JAKARTA – Komisi Pengawas Persaingan Usaha (KPPU) terus mendalami temuan mengenai rangkap jabatan direksi dan komisaris badan usaha milik negara (BUMN). Juru bicara KPPU, Deswin Nur, mengatakan tahapan yang dilakukan saat ini adalah pemetaan profil pejabat BUMN yang melakukan rangkap jabatan.
KPPU mencatat 62 direksi dan komisaris BUMN di tiga kluster, yang meliputi kluster keuangan, konstruksi, dan pertambangan, memiliki jabatan ganda di perusahaan swasta. “Kami akan memilah dari 62 itu, mana yang memiliki indikasi atau dugaan melanggar hukum untuk ditindak,” kata Deswin kepada Tempo, kemarin.
Menurut Deswin, rangkap jabatan berpotensi melanggar hukum apabila terjadi pada perusahaan yang bergerak di pasar atau sektor yang sama. Selain itu, direksi atau komisaris bisa melanggar hukum jika menjabat di dua perusahaan yang terintegrasi secara vertikal, baik dalam keterkaitan proses bisnis, produksi, maupun dapat mendorong penguasaan pasar barang/jasa di satu pasar yang bersangkutan.
Dia mengatakan KPPU akan menyelidiki dan mencari bukti pelanggaran untuk dibawa ke ranah penegakan hukum. “Kami akan cek bagaimana dampaknya ke pasar di mana jabatan rangkap itu terjadi,” katanya.
Pembangunan konstruksi di Jakarta, 15 Oktober 2020. KPPU mencatat 62 direksi dan komisaris BUMN, salah satunya di bidang konstruksi, memiliki jabatan ganda. Tempo/Tony Hartawan
Komisioner KPPU, Ukay Karyadi, mengatakan temuan mengenai rangkap jabatan direksi dan komisaris BUMN di perusahaan swasta itu cukup mengejutkan. Salah satunya terdapat seorang pejabat yang diketahui memiliki jabatan rangkap di 22 perusahaan. “Untuk mencegah potensi persaingan usaha tidak sehat, kami telah menyampaikan saran dan pertimbangan kepada Kementerian BUMN,” ujarnya.
Menurut Ukay, saran yang diajukan KPPU kepada Kementerian BUMN adalah mendorong pencabutan ketentuan yang memperbolehkan rangkap jabatan direksi dan komisaris di perusahaan swasta. KPPU juga menyarankan agar Kementerian BUMN memastikan personel yang menjadi direksi/komisaris perusahaan pelat merah tidak dalam posisi rangkap jabatan dengan perusahaan selain BUMN.
Dengan demikian, kata dia, potensi pelanggaran Pasal 26 dan pasal lain yang terkait dalam Undang-Undang Nomor 5 Tahun 1999 tentang Larangan Praktik Monopoli dan Persaingan Usaha Tidak Sehat tidak terjadi.
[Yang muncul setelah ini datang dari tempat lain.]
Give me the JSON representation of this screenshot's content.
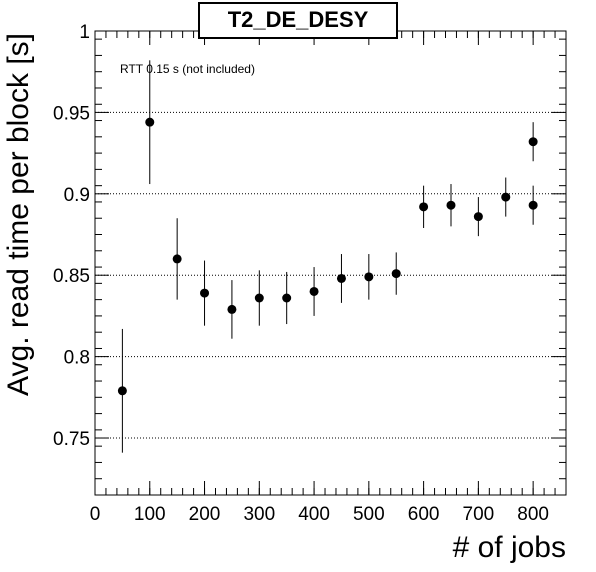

Namun Ukay tak mau membeberkan daftar nama pejabat yang melakukan rangkap jabatan dengan alasan bersifat rahasia “serta dalam rangka mengedepankan asas praduga tak bersalah”.
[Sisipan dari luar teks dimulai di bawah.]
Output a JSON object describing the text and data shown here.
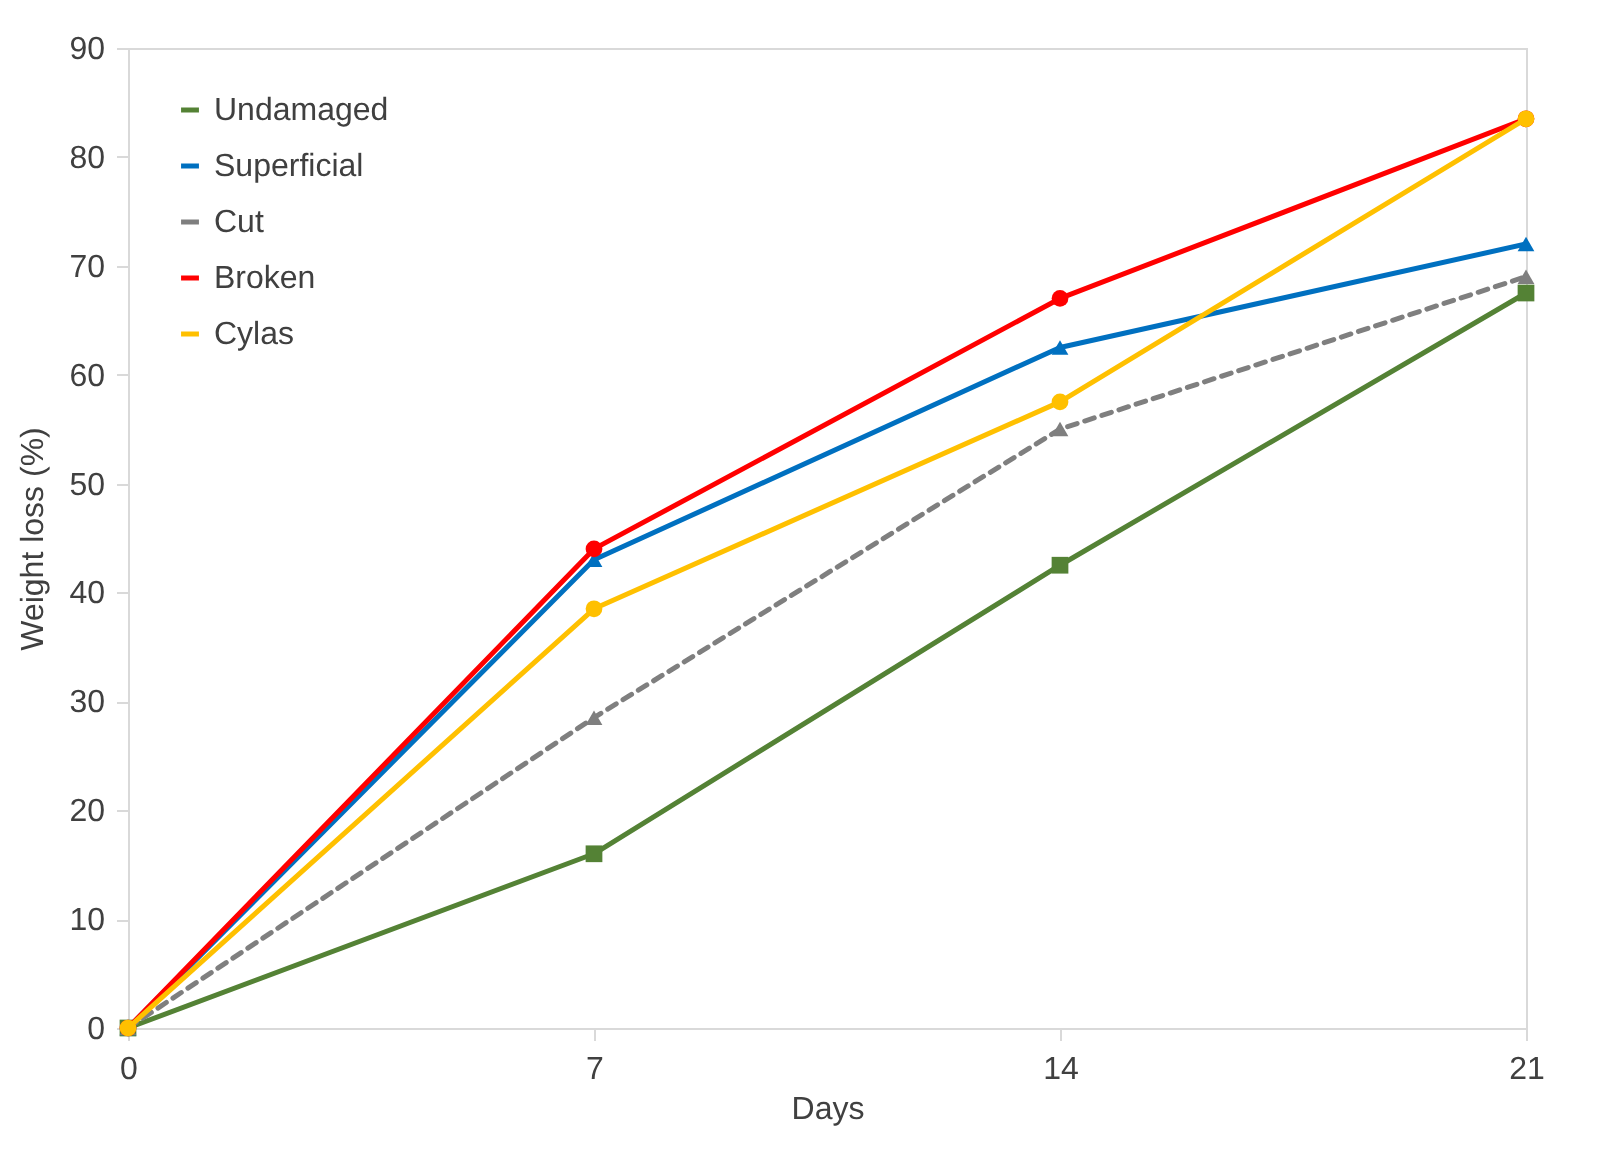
{
  "chart_data": {
    "type": "line",
    "xlabel": "Days",
    "ylabel": "Weight loss (%)",
    "x": [
      0,
      7,
      14,
      21
    ],
    "xlim": [
      0,
      21
    ],
    "xticks": [
      0,
      7,
      14,
      21
    ],
    "ylim": [
      0,
      90
    ],
    "yticks": [
      0,
      10,
      20,
      30,
      40,
      50,
      60,
      70,
      80,
      90
    ],
    "grid": false,
    "legend": "top left",
    "series": [
      {
        "name": "Undamaged",
        "color": "#548235",
        "marker": "square",
        "line_style": "solid",
        "values": [
          0,
          16,
          42.5,
          67.5
        ]
      },
      {
        "name": "Superficial",
        "color": "#0070c0",
        "marker": "triangle",
        "line_style": "solid",
        "values": [
          0,
          43,
          62.5,
          72
        ]
      },
      {
        "name": "Cut",
        "color": "#7f7f7f",
        "marker": "triangle",
        "line_style": "dashed",
        "values": [
          0,
          28.5,
          55,
          69
        ]
      },
      {
        "name": "Broken",
        "color": "#ff0000",
        "marker": "circle",
        "line_style": "solid",
        "values": [
          0,
          44,
          67,
          83.5
        ]
      },
      {
        "name": "Cylas",
        "color": "#ffc000",
        "marker": "circle",
        "line_style": "solid",
        "values": [
          0,
          38.5,
          57.5,
          83.5
        ]
      }
    ]
  }
}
Kementerian BUMN mengaku belum mengantongi surat dari KPPU ihwal masalah rangkap jabatan. Staf khusus Menteri BUMN, Arya Sinulingga, berharap, ada komunikasi langsung antara KPPU dan lembaganya. “Kami harap KPPU bisa memberikan informasi yang langsung disampaikan ke kami sehingga bisa langsung klarifikasi,” ujar Arya.
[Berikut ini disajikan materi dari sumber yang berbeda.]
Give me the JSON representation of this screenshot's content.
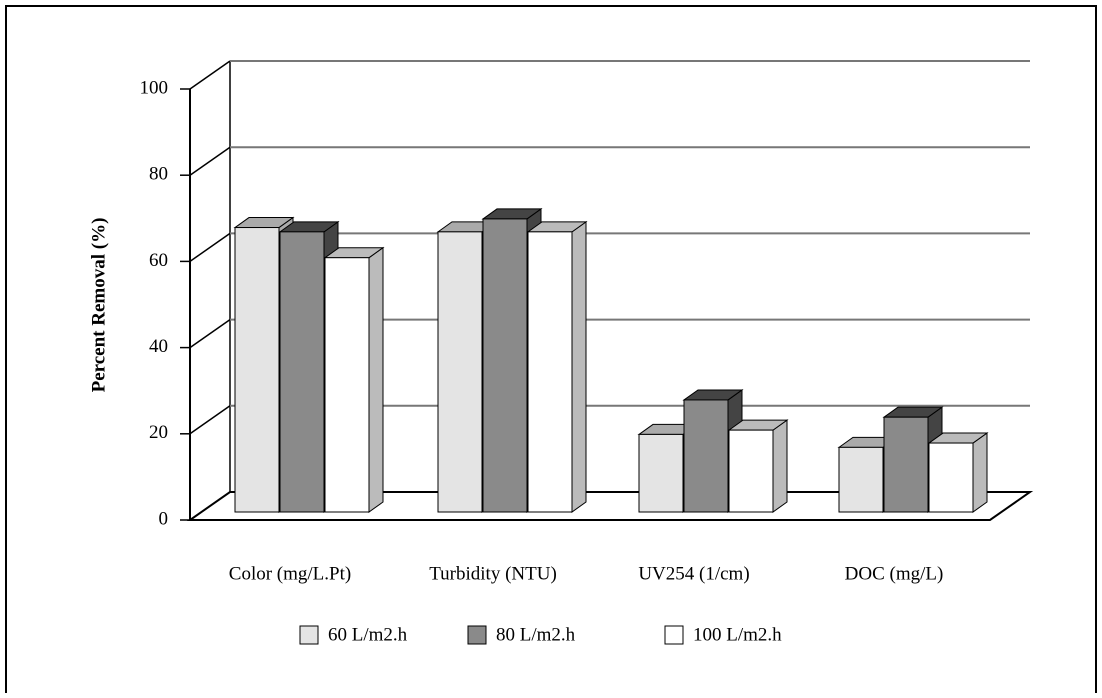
{
  "chart_data": {
    "type": "bar3d",
    "y_label": "Percent Removal (%)",
    "categories": [
      "Color (mg/L.Pt)",
      "Turbidity (NTU)",
      "UV254 (1/cm)",
      "DOC (mg/L)"
    ],
    "series": [
      {
        "name": "60 L/m2.h",
        "color": "#e4e4e4",
        "values": [
          66,
          65,
          18,
          15
        ]
      },
      {
        "name": "80 L/m2.h",
        "color": "#8a8a8a",
        "values": [
          65,
          68,
          26,
          22
        ]
      },
      {
        "name": "100 L/m2.h",
        "color": "#ffffff",
        "values": [
          59,
          65,
          19,
          16
        ]
      }
    ],
    "ylim": [
      0,
      100
    ],
    "yticks": [
      0,
      20,
      40,
      60,
      80,
      100
    ],
    "grid": true
  }
}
Arya mengatakan KPPU semestinya bisa mempererat kerja sama dengan Kementerian BUMN. Dengan demikian, kata dia, Kementerian BUMN bisa meluruskan masalah jika ada potensi pelanggaran yang dilakukan direksi ataupun komisaris perusahaan pelat merah.
Anggota Komisi VI Dewan Perwakilan Rakyat, Achmad Baidowi, meminta Kementerian BUMN menindaklanjuti temuan KPPU tentang adanya rangkap jabatan yang tidak wajar di perusahaan pelat merah itu. Menurut dia, hal tersebut merupakan penyimpangan pada tata kelola perusahaan.
Rangkap jabatan tersebut, kata Baidowi, berpotensi memunculkan konflik kepentingan dan melanggar aturan persaingan usaha. “Temuan ini bisa menjadi momentum bagi pemerintah untuk menata direksi dan komisaris BUMN,” ujarnya. Baidowi mengatakan hasil penelitian KPPU itu dapat meningkatkan kualitas direksi dan komisaris BUMN. “Sehingga mereka tidak mengambil keuntungan pribadi dari tugas yang diembannya di BUMN,” katanya.